Lives and works in Brussels, Belgium
Having grown-up with the revolution of the Sega Master gaming system, Thomas Mazzarella depicts the metropolis as an ambivalent metaphor where modern and post-modern architecture is both the place of all fantasies—funny, bizarre and intriguing like a video-game—as well as a highly artificial space where the ability to dream is the way to escape. A sense of nostalgia permeates his paintings as if we all were the amnesic primitives of a new era, forced to accept the conditions of contemporary existence. Here, the viewer occupies an ambiguous position. A voyeur behind a screen, isolated from reality, unable to reach it, but still willing to grasp the meaning of it, to be part of it.
All paintings: Untitled, 2019, 20x20cm, oil on canvas
About the Artist
I grew up in Belgium, and I live and work in Brussels. At the beginning, I first started with graffiti, and at the time I was studying computer science. I was studying near a contemporary art museum. In my last years at school, I began to paint a little. At home, in the privacy of my bedroom. I painted tortured faces on plywood boards that I bought with my mother. At the same time, I started graffiti. Timidly. I went out under a bridge near the house at night, with a ladder. I was a self-taught painter. At that time, I had never taken courses in painting or drawing.
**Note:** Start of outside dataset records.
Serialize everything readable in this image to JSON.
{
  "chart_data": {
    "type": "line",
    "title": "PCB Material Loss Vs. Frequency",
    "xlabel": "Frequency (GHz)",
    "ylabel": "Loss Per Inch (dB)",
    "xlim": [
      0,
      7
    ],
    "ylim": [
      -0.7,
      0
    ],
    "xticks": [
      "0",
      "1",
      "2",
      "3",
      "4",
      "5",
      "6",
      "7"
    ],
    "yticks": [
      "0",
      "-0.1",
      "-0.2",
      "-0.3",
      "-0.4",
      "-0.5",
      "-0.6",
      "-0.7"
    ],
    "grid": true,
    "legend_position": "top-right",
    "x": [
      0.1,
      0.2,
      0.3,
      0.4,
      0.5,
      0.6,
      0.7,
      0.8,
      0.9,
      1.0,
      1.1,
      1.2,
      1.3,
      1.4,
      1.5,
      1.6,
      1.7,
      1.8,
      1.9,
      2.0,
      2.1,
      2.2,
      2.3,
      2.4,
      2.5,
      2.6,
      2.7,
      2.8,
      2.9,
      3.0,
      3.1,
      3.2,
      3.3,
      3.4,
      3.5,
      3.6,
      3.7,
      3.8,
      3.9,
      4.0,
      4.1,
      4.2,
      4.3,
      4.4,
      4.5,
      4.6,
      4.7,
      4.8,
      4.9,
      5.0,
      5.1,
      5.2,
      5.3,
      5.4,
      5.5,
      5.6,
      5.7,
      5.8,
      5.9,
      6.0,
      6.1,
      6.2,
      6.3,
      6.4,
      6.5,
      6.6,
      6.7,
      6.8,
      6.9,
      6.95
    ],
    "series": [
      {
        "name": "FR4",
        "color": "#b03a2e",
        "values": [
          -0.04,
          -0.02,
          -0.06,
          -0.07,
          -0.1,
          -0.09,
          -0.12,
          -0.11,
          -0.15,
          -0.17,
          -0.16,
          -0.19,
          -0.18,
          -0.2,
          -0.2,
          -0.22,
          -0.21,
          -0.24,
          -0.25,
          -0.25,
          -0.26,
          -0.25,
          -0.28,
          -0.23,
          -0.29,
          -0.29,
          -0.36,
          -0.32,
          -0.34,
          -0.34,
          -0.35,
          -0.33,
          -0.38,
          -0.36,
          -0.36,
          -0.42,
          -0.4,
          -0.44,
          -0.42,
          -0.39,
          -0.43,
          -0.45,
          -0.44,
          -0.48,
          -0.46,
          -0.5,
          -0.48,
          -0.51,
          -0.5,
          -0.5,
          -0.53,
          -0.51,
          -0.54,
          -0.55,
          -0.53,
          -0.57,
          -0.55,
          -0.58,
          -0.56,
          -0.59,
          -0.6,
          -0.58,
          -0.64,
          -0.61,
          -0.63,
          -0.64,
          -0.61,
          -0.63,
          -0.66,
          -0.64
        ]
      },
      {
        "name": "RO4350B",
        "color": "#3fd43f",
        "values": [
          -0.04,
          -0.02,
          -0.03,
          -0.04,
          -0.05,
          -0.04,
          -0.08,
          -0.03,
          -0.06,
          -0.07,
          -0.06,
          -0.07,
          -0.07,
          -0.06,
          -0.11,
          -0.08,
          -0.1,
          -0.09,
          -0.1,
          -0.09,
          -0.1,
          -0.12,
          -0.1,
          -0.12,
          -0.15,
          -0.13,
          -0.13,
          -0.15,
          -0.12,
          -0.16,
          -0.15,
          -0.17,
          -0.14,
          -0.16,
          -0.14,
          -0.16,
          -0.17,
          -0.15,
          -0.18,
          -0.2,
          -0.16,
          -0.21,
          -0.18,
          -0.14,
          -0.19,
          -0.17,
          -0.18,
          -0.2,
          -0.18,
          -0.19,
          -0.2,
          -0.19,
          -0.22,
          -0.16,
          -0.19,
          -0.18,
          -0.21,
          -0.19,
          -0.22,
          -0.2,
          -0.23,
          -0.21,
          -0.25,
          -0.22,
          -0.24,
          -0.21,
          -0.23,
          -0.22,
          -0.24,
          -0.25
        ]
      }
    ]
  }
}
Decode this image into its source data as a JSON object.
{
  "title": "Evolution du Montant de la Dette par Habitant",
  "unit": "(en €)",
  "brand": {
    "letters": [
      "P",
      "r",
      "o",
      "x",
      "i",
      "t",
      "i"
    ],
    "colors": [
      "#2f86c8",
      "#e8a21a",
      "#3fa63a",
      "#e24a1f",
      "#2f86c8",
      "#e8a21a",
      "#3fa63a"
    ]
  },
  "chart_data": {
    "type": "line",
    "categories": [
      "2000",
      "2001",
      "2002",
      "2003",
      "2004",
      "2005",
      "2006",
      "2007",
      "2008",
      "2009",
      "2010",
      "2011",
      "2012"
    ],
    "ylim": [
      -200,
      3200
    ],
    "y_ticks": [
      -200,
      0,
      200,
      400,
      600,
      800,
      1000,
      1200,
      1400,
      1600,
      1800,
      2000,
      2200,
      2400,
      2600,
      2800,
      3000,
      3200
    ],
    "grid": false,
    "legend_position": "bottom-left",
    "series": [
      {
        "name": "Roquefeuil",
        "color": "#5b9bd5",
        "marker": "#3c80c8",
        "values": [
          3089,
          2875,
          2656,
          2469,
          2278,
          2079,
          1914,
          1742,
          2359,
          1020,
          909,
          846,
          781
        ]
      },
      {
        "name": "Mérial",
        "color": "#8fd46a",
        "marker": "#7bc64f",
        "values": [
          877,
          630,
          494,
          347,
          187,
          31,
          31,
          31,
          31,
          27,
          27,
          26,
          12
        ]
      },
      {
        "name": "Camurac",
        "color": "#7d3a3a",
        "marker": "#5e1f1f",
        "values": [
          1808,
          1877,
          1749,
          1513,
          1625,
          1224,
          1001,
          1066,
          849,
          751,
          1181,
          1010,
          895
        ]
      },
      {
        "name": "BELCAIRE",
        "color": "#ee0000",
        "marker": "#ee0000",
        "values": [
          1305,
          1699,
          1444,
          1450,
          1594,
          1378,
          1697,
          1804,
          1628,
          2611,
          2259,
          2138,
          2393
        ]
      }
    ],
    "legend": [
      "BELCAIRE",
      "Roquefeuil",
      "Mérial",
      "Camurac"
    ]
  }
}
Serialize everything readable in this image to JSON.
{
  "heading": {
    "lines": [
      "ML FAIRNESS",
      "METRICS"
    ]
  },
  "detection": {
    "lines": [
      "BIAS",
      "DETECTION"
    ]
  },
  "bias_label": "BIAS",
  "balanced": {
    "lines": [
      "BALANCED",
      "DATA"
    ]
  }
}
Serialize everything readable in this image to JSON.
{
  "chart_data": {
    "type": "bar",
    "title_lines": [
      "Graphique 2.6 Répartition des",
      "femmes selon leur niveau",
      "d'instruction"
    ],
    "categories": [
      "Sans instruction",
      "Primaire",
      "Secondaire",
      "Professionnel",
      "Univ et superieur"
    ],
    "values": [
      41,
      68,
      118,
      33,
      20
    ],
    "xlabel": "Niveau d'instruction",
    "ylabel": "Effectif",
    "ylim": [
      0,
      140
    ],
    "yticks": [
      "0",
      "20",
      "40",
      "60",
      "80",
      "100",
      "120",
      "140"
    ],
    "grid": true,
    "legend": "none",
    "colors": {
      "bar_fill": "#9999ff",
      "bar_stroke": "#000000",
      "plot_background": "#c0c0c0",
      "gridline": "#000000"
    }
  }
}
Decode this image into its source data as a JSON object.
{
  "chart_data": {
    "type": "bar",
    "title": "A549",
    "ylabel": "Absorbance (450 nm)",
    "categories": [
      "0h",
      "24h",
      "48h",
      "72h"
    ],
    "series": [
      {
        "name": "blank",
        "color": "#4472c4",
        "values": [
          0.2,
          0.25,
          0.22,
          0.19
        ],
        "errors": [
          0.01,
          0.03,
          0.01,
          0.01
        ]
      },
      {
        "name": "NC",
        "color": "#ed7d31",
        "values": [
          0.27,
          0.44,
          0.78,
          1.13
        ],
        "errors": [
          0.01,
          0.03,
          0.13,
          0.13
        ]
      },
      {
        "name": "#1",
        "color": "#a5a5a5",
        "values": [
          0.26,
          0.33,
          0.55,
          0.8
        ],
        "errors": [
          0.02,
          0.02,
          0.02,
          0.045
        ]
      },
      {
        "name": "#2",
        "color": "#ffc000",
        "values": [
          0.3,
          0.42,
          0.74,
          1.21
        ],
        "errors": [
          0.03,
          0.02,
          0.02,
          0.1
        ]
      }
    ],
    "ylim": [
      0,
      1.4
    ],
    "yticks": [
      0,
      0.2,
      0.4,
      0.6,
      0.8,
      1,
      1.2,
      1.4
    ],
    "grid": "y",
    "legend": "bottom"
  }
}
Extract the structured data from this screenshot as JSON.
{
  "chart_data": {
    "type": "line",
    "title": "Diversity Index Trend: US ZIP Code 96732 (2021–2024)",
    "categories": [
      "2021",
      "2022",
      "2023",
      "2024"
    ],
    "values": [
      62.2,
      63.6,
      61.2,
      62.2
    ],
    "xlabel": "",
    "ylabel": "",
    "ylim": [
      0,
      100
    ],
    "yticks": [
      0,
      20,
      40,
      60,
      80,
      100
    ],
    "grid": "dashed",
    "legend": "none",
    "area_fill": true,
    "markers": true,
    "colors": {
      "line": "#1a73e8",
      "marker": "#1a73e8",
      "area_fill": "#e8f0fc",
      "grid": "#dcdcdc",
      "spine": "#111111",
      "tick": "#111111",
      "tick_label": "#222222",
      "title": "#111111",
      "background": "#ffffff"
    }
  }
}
It was through the internet that I became interested in it. Then I met graffiti artists elsewhere in Belgium. I made contacts. I began to travel. Then I began study painting at the Royal Academy of Fine Arts in Liège.
Painting was the only thing that interested me. Upon entering the Academy, I did graffiti. First in Liège, then in other cities, in Belgium and in France. Never very far. But we moved around. Every weekend, we tried to go somewhere to jam in abandoned places. Illegal things sometimes, but not much. And then, with the help of my professors, I discovered artists who influenced me and led to what I do now.